The monarchy, however, is a massive machine of tradition. After finding out that Winston Churchill lied about his health, Elizabeth seeks advice from Professor Hogg on how to proceed and he tells her that a dressing down from nanny is what these British upper middle class men need. Where her lack of knowledge was once a source of anxiety, this has transformed into newfound confidence in her expertise in the constitution. A great lesson in understanding that everyone is good at something but ultimately both a disservice to and letdown for Elizabeth, which leads into the events of the fifth episode in season two, “Marionettes.”
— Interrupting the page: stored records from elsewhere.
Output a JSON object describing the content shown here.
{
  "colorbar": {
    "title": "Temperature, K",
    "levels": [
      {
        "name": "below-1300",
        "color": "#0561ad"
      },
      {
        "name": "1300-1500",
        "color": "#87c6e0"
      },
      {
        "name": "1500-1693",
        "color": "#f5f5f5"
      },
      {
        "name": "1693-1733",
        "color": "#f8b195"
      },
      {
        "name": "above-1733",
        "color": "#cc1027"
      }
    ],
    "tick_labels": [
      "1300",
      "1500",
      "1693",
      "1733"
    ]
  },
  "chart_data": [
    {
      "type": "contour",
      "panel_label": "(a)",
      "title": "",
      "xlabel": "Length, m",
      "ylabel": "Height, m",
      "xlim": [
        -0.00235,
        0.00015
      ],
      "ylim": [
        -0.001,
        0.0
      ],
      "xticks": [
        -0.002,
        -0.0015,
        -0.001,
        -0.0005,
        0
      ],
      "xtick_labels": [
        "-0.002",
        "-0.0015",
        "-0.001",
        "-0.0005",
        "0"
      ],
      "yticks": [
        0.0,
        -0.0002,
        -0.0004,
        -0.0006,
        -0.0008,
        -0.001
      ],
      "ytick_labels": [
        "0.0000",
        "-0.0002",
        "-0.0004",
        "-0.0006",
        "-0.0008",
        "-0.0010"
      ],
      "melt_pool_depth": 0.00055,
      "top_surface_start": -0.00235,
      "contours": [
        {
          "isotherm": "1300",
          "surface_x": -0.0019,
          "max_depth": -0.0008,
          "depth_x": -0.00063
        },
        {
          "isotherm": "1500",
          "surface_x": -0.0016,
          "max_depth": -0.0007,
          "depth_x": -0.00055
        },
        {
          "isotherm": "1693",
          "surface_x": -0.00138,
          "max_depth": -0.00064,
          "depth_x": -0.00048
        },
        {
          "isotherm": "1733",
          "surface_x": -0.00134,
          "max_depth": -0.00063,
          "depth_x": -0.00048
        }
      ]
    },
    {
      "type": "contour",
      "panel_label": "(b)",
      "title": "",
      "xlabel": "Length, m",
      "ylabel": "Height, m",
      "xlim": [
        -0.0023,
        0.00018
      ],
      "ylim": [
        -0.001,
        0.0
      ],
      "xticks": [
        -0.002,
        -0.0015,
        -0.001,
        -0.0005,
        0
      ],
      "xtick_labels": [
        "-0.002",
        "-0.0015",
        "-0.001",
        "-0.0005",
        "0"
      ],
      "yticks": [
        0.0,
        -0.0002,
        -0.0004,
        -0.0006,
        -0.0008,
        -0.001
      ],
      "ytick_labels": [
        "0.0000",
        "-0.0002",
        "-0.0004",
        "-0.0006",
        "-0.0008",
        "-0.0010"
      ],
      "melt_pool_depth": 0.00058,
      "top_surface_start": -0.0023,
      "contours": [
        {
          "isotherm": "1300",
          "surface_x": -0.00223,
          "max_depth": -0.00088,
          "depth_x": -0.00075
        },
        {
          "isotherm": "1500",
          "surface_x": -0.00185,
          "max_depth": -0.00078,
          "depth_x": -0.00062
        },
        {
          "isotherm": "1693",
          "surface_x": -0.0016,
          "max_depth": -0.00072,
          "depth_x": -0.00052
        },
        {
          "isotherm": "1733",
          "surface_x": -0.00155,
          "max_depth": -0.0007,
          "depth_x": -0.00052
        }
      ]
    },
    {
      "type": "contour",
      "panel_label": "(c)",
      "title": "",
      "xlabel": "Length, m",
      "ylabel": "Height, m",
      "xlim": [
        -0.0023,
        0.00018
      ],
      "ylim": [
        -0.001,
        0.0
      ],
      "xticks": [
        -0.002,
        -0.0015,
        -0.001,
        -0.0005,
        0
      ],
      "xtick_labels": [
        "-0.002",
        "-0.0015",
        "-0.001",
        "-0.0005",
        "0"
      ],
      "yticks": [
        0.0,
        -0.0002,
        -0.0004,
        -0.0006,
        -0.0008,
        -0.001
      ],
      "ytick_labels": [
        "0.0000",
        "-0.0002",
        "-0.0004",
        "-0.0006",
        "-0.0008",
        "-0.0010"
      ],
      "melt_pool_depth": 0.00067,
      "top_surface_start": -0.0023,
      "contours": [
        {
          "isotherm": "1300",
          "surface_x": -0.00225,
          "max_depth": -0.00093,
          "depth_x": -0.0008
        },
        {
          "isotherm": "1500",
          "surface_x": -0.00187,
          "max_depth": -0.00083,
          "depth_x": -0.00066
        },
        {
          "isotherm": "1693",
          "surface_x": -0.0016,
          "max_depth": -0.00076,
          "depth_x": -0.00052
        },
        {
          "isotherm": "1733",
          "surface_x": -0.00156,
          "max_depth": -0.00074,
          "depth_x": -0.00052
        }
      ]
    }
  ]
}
In season two, Elizabeth grows comfortable in her role, and therefore complacent. So much so that she gives a speech she doesn’t read ahead of time that essentially dismisses the working class and comes across as tone-deaf. Her public image takes a beating as a result and her most vocal critic, Lord Altrincham, is also a self proclaimed monarchist. After resisting the public critiques for most of the episode, she finally invites him for a chat at the palace. This scene was my favourite by far. In it, Elizabeth asks why people like Lord Altrincham feel they can say anything and he responds, “Because the age of deference is over.” It’s really interesting to see this and concepts like equality being thrown at the queen as she slowly begins to realize that her power is very much conditional and that pre-WWII Britain no longer exists.
While former colonial territories regain independence as nations, and the powers of a queen prevented from engaging in democracy dwindles, it’s understandable why the idea of change is hard for Elizabeth, especially when it means the loss of power. In season one’s “Scientia Potentia Est,” Elizabeth felt powerless when she thought she was intellectually ill-equipped to handle leaders of nations—specifically the democratically elected ones—but in “Marionettes,” it was the symbol at risk. She doesn’t need to look far to see what happens when the people finally decide to turn on their monarchs. Her husband, Prince Philip, was Greek royalty and his family was exiled from Greece in the early 1920s.
At the end of the day, I’m a woman of colour who would love nothing more than abolishing the monarchy. Krutika Malikarjuna wrote in TV Guide about The Crown‘s karmic comeuppance and how it’s difficult not to feel petty watching the show as a person of colour: “Rarely does that glossy veneer crack in the history books, particularly so in romantic retellings of period dramas. In revealing this hypocrisy, and reveling in the monarchy’s slow and painful diminishment, the second season of The Crown painted an emotionally accurate portrait of the royal family. And in doing so, Peter Morgan, showrunner and creator of The Crown, has—unwittingly—made a show for people of color, particularly those who are part of the massive diaspora of ex-colonies thanks to the British empire.”
Like Malikarjuna, I couldn’t help but empathize with Elizabeth when she felt so anxious, or when her husband found it difficult to be with a powerful woman. Seeing her as a human being of flesh and bone has made the show more interesting—but it feels good to see the same folks who colonized so much of the world and demonized foreign cultures grapple with disintegrating power as it slips through their fingers. As Lord Altrincham said, “until recently, monarchies were the rule and republics the exception, but today, republics are the rule and monarchies very much the exception.”